HMS Terror was already a veteran of polar exploration by the time it sailed from Britain as part of Sir John Franklin’s last expedition. This 1836 watercolour by George Back, who was then in command of the vessel on a voyage to Hudson’s Bay, shows Terror beside an enormous iceberg. The painting was recently found in the private collection of one of Back’s descendants. Image courtesy Bonhams Fine Art Auctioneers and Valuers, London, UK.
The last Europeans to have contact with HMS Erebus and HMS Terror were the crews of two whaling vessels, the Enterprise and Prince of Wales. Conversation during this chance meeting in August 1845, between the expedition leaders and the Captains of the whaling ships, indicated that Franklin was waiting for an opportunity to cross Baffin Bay to Lancaster Sound. However, after entering the eastern Arctic Archipelago later that season and enjoying initial success, the promising expedition soon began to fatally unravel. Indeed, except for occasional encounters with the Inuit, the crews of the vessels would never be seen alive again.
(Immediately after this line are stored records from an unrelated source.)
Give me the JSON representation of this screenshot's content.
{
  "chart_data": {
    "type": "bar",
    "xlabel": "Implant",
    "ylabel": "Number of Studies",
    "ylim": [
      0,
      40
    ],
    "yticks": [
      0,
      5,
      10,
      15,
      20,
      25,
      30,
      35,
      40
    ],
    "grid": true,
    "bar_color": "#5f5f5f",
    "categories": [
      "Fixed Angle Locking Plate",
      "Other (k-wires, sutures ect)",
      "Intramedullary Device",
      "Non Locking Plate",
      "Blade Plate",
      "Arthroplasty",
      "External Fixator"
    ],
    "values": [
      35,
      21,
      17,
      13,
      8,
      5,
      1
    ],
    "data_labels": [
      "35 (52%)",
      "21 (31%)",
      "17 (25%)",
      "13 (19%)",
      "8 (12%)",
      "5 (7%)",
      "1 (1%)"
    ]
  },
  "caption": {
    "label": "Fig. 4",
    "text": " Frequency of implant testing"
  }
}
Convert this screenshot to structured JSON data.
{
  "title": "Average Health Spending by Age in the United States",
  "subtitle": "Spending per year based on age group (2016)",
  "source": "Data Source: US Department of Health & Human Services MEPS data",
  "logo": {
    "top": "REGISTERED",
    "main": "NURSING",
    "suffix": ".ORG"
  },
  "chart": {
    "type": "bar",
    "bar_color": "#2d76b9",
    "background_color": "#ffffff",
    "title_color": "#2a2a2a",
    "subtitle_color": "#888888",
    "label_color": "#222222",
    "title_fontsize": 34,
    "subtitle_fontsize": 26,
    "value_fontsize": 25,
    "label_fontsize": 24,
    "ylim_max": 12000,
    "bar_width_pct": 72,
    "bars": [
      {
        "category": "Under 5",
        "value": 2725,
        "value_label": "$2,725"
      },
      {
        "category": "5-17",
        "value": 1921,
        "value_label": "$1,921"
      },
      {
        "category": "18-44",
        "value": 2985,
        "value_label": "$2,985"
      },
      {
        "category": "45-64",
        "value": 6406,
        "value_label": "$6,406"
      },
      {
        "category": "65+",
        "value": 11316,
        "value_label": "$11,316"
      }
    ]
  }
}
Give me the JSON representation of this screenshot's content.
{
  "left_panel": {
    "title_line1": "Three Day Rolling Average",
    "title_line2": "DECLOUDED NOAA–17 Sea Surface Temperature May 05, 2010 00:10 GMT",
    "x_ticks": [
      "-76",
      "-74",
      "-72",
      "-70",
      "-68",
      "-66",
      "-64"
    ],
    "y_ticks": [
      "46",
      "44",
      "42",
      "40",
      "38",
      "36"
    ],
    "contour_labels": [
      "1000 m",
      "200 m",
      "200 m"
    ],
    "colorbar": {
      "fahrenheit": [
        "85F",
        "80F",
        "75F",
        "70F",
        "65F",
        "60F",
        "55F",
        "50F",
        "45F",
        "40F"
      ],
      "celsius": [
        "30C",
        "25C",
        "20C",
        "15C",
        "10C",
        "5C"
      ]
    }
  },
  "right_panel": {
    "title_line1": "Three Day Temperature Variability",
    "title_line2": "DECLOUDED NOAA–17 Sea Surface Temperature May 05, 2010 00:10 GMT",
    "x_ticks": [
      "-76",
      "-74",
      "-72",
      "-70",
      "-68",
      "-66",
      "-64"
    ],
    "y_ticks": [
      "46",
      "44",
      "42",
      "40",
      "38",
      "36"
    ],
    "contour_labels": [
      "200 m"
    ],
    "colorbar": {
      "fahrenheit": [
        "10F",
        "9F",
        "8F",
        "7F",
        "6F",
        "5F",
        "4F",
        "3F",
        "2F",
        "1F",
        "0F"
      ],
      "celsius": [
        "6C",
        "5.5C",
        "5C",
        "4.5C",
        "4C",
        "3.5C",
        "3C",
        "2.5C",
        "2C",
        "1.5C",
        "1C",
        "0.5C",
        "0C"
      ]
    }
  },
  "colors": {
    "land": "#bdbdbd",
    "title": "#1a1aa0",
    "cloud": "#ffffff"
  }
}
The disappearance of the Franklin expedition set off a massive search effort in the Arctic and the broad circumstances of the expedition's fate were not revealed until 1859 when Lt. William Hobson of the steam yacht Fox, a vessel privately chartered by the indomitable Lady Jane Franklin, found a sombre message left in a cairn on Victory Point, King William Island.
The message revealed that both ships had become trapped in ice in late 1846 and had remained so for approximately one and half years. It indicated Franklin had died on June 11, 1847, while an additional 23 crew members had similarly perished under unknown circumstances. On April 22 1848, the 105 remaining survivors deserted the ships and recorded their intention to proceed on foot in the direction of Back’s Fish River. None would survive; the entire complement of both ships perished and HMS Erebus and HMS Terror were lost to the ice. While the message revealed the general vicinity of the two vessels at the time of their abandonment, neither wreck location is presently known.
In 1992, the Government of Canada declared the missing wrecks to be a national historic site. This designation came about as a result of their association with Franklin’s last expedition, and their role in the history of exploration of Canada’s north and the development of Canada as a nation.